Integrating hydrological data and hydrochemical data to reduce uncertainty in mountain aquifer modeling

Mountain systems are an important source of high-quality freshwater. Mountain aquifers, found at higher altitudes, are typically composed of fractured rocks and karst systems, while alluvial aquifers, located in valleys, are more permeable and often connected to mountain aquifers. This connection transfers large water volumes downstream, supporting urban water needs. Additionally, groundwater serves as a natural water storage, sustaining river flows during dry periods and helping mitigate extreme droughts.

Despite the pivotal importance of groundwater in mountain systems, monitoring efforts in such environments remain limited, which hinders the efficiency of groundwater models. Data on hydraulic properties and piezometric heads are typically scarce. As a consequence, groundwater modeling suffers intrinsically from equifinality and high parameter uncertainty. 

We analyzed the uncertainty associated with the flow and transport model of the lower Chiese valley in the Italian Alps. The valley hosts an aquifer exploited to provide the water needed for the local fishery industry. The fisheries are exposed to the risk of contamination from the upstream industrial activities.  We developed the flow and transport model of the aquifer, depending on the following parameters: the homogeneous hydraulic conductivity of the aquifer, the Chiese riverbed conductivity, and the mountain block recharge from the east and the west hillslopes. Datasets available include groundwater level measurements in 41 wells and piezometers, the chemical signature in 3 piezometers, and PFOS  concentration in 7 wells, representing sensitive points.  We computed the posterior parameters pdfs by means of  Markov Chain Monte Carlo with three levels of information.  At the first level, we used only piezometric data, then at the second level, we added chemical signatures at the observation wells and springs, and finally, at the third level, we added  PFOS  concentrations at 7 observation wells. 

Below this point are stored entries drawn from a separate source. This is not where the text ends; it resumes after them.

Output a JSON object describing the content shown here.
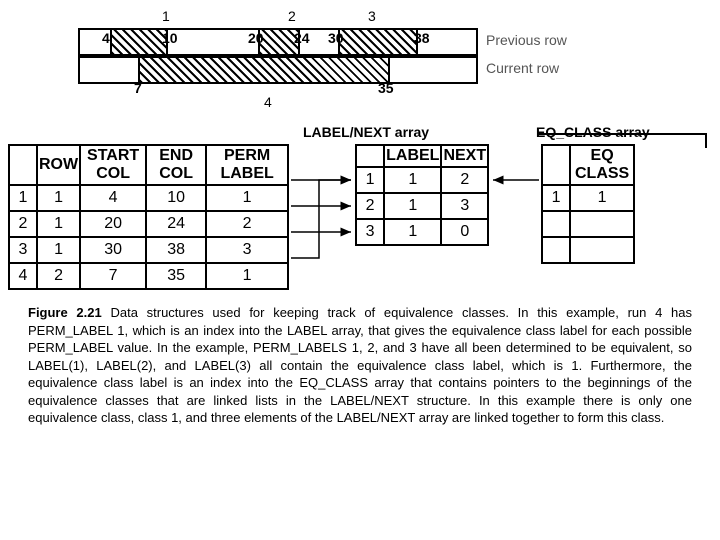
{
  "diagram": {
    "top_labels": [
      "1",
      "2",
      "3"
    ],
    "prev_segments": [
      {
        "start": "4",
        "end": "10"
      },
      {
        "start": "20",
        "end": "24"
      },
      {
        "start": "30",
        "end": "38"
      }
    ],
    "curr_segment": {
      "start": "7",
      "end": "35"
    },
    "bottom_label": "4",
    "row_prev": "Previous row",
    "row_curr": "Current row"
  },
  "headings": {
    "label_next": "LABEL/NEXT array",
    "eq_class": "EQ_CLASS array"
  },
  "runs_table": {
    "headers": [
      "ROW",
      "START COL",
      "END COL",
      "PERM LABEL"
    ],
    "rows": [
      {
        "idx": "1",
        "row": "1",
        "start": "4",
        "end": "10",
        "perm": "1"
      },
      {
        "idx": "2",
        "row": "1",
        "start": "20",
        "end": "24",
        "perm": "2"
      },
      {
        "idx": "3",
        "row": "1",
        "start": "30",
        "end": "38",
        "perm": "3"
      },
      {
        "idx": "4",
        "row": "2",
        "start": "7",
        "end": "35",
        "perm": "1"
      }
    ]
  },
  "label_next_table": {
    "headers": [
      "LABEL",
      "NEXT"
    ],
    "rows": [
      {
        "idx": "1",
        "label": "1",
        "next": "2"
      },
      {
        "idx": "2",
        "label": "1",
        "next": "3"
      },
      {
        "idx": "3",
        "label": "1",
        "next": "0"
      }
    ]
  },
  "eq_class_table": {
    "header": "EQ CLASS",
    "rows": [
      {
        "idx": "1",
        "val": "1"
      },
      {
        "idx": "",
        "val": ""
      },
      {
        "idx": "",
        "val": ""
      }
    ]
  },
  "caption": {
    "bold": "Figure 2.21",
    "text": " Data structures used for keeping track of equivalence classes. In this example, run 4 has PERM_LABEL 1, which is an index into the LABEL array, that gives the equivalence class label for each possible PERM_LABEL value. In the example, PERM_LABELS 1, 2, and 3 have all been determined to be equivalent, so LABEL(1), LABEL(2), and LABEL(3) all contain the equivalence class label, which is 1. Furthermore, the equivalence class label is an index into the EQ_CLASS array that contains pointers to the beginnings of the equivalence classes that are linked lists in the LABEL/NEXT structure. In this example there is only one equivalence class, class 1, and three elements of the LABEL/NEXT array are linked together to form this class."
  }
}
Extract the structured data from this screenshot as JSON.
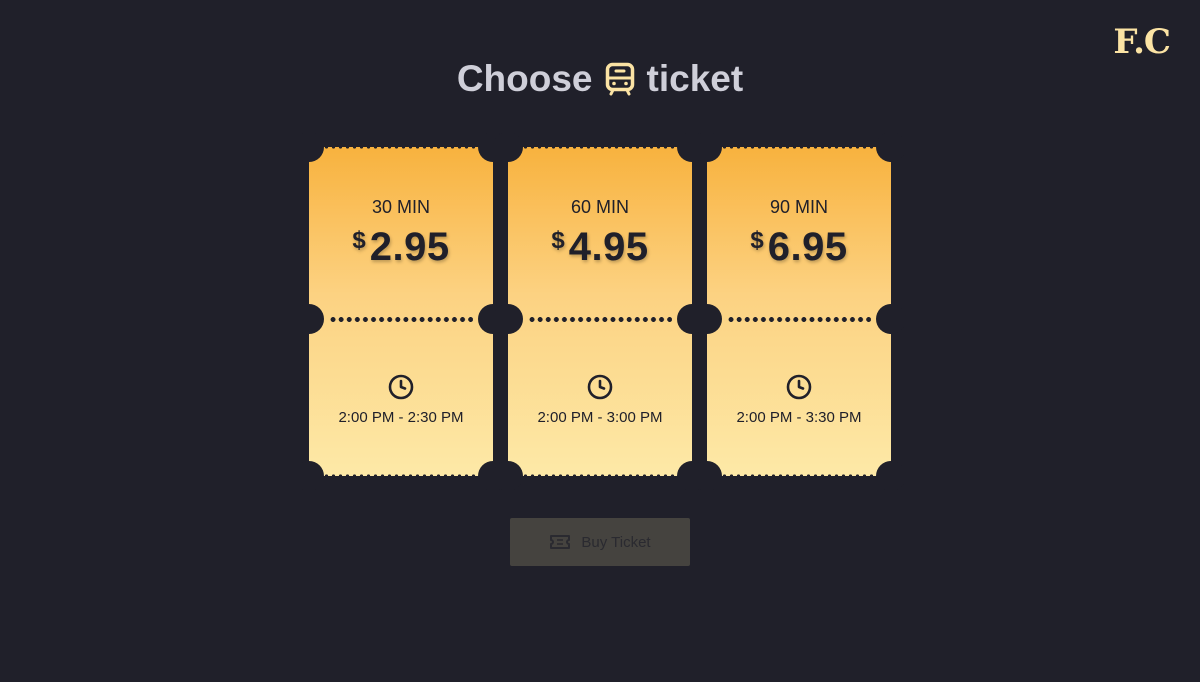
{
  "brand": {
    "logo": "F.C"
  },
  "header": {
    "title_before": "Choose",
    "title_icon": "bus-icon",
    "title_after": "ticket"
  },
  "tickets": [
    {
      "duration": "30 MIN",
      "currency": "$",
      "price": "2.95",
      "time_range": "2:00 PM - 2:30 PM",
      "icon": "clock-icon"
    },
    {
      "duration": "60 MIN",
      "currency": "$",
      "price": "4.95",
      "time_range": "2:00 PM - 3:00 PM",
      "icon": "clock-icon"
    },
    {
      "duration": "90 MIN",
      "currency": "$",
      "price": "6.95",
      "time_range": "2:00 PM - 3:30 PM",
      "icon": "clock-icon"
    }
  ],
  "actions": {
    "buy_label": "Buy Ticket",
    "buy_icon": "ticket-icon",
    "buy_disabled": true
  },
  "colors": {
    "background": "#20202a",
    "ticket_top": "#f8b23e",
    "ticket_bottom": "#fde9a7",
    "logo": "#fbe3a4",
    "title": "#cfcfd9",
    "button_disabled": "#45433f"
  }
}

Simulations showed that groundwater levels alone allow a small reduction of uncertainty, i.e., the posterior pdfs of the parameters differ slightly from the prior ones.  By incorporating chemical and contaminant concentrations into the model calibration, we observe a considerable reduction of model uncertainty, with posterior pdfs significantly different from the prior ones. In particular, the posterior pdf of the hydraulic conductivity is very narrow, with the most probable value of  10^-1 m/s, which is compatible with the prevalence of sandy/gravel material through the entire formation, as shown by the available well logs. On the other hand, the posterior pdfs of the mountain block recharge and riverbed conductivity are narrower than the a priori ones, but the reduction in the amplitude is smaller for that of the hydraulic conductivity. This indicates that the primary source of model uncertainty lies in the exchange fluxes among the aquifer, the mountain block, and the river, with the chemical composition of the water and pollutant concentrations being the most effective data for reducing this uncertainty. Piezometric heads alone introduce little constraints to these fluxes. The proposed procedure can be applied to other Alpine valleys of mountain regions, where important water resources are threatened by overexploitation and contamination due to anthropic activities.